Composite device for interfacing an array of atoms with a single nanophotonic cavity mode

TL;DR

This paper introduces a composite nanophotonic device combining a nanofiber and grating to trap atom arrays optimally coupled to a single cavity mode, enhancing atom-photon interactions.

Contribution

It presents a novel device design and analytical model for trapping atoms near a nanofiber with high cooperativity and optimal cavity coupling, supported by numerical simulations.

Findings

Successful formation of atom traps aligned with cavity antinodes

Potential for larger atom-nanofiber coupling than traditional methods

Analytical model agrees well with numerical simulations

Abstract

We propose a method of trapping atoms in arrays near to the surface of a composite nanophotonic device with optimal coupling to a single cavity mode.

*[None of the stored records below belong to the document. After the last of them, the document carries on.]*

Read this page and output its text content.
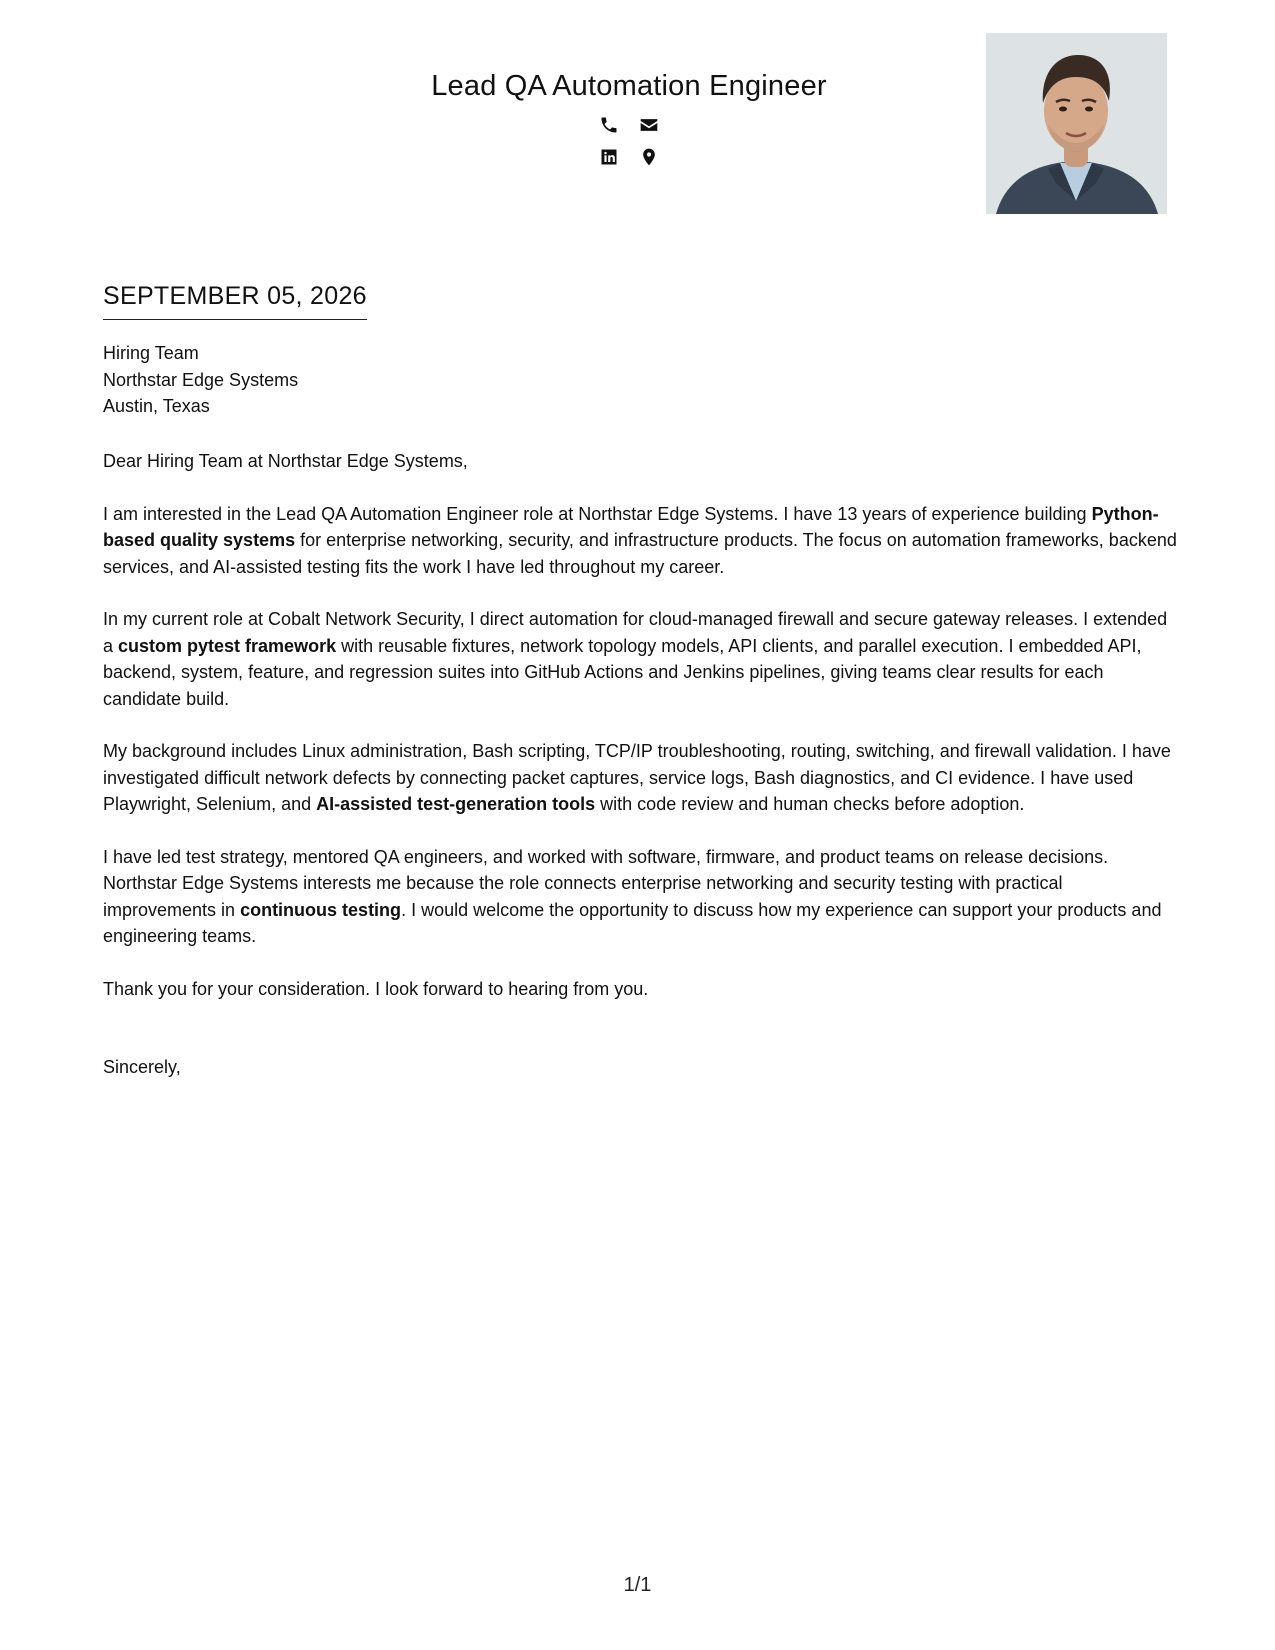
Lead QA Automation Engineer
SEPTEMBER 05, 2026
Hiring Team
Northstar Edge Systems
Austin, Texas

Dear Hiring Team at Northstar Edge Systems,

I am interested in the Lead QA Automation Engineer role at Northstar Edge Systems. I have 13 years of experience building Python-based quality systems for enterprise networking, security, and infrastructure products. The focus on automation frameworks, backend services, and AI-assisted testing fits the work I have led throughout my career.

In my current role at Cobalt Network Security, I direct automation for cloud-managed firewall and secure gateway releases. I extended a custom pytest framework with reusable fixtures, network topology models, API clients, and parallel execution. I embedded API, backend, system, feature, and regression suites into GitHub Actions and Jenkins pipelines, giving teams clear results for each candidate build.

My background includes Linux administration, Bash scripting, TCP/IP troubleshooting, routing, switching, and firewall validation. I have investigated difficult network defects by connecting packet captures, service logs, Bash diagnostics, and CI evidence. I have used Playwright, Selenium, and AI-assisted test-generation tools with code review and human checks before adoption.

I have led test strategy, mentored QA engineers, and worked with software, firmware, and product teams on release decisions. Northstar Edge Systems interests me because the role connects enterprise networking and security testing with practical improvements in continuous testing. I would welcome the opportunity to discuss how my experience can support your products and engineering teams.

Thank you for your consideration. I look forward to hearing from you.

Sincerely,
1/1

The device, comprised of a nanofiber mounted on a grating, allows the formation of periodic optical trapping potentials near to the nanofiber surface along with a high cooperativity nanofiber cavity. We model the device analytically and find good agreement with numerical simulations. We numerically demonstrate that for an experimentally realistic device, an array of traps can be formed whose centers coincide with the antinodes of a single cavity mode, guaranteeing optimal coupling to the cavity. Additionally, we simulate a trap suitable for a single atom within 100 nm of the fiber surface, potentially allowing larger coupling to the nanofiber than found using typical guided mode trapping techniques.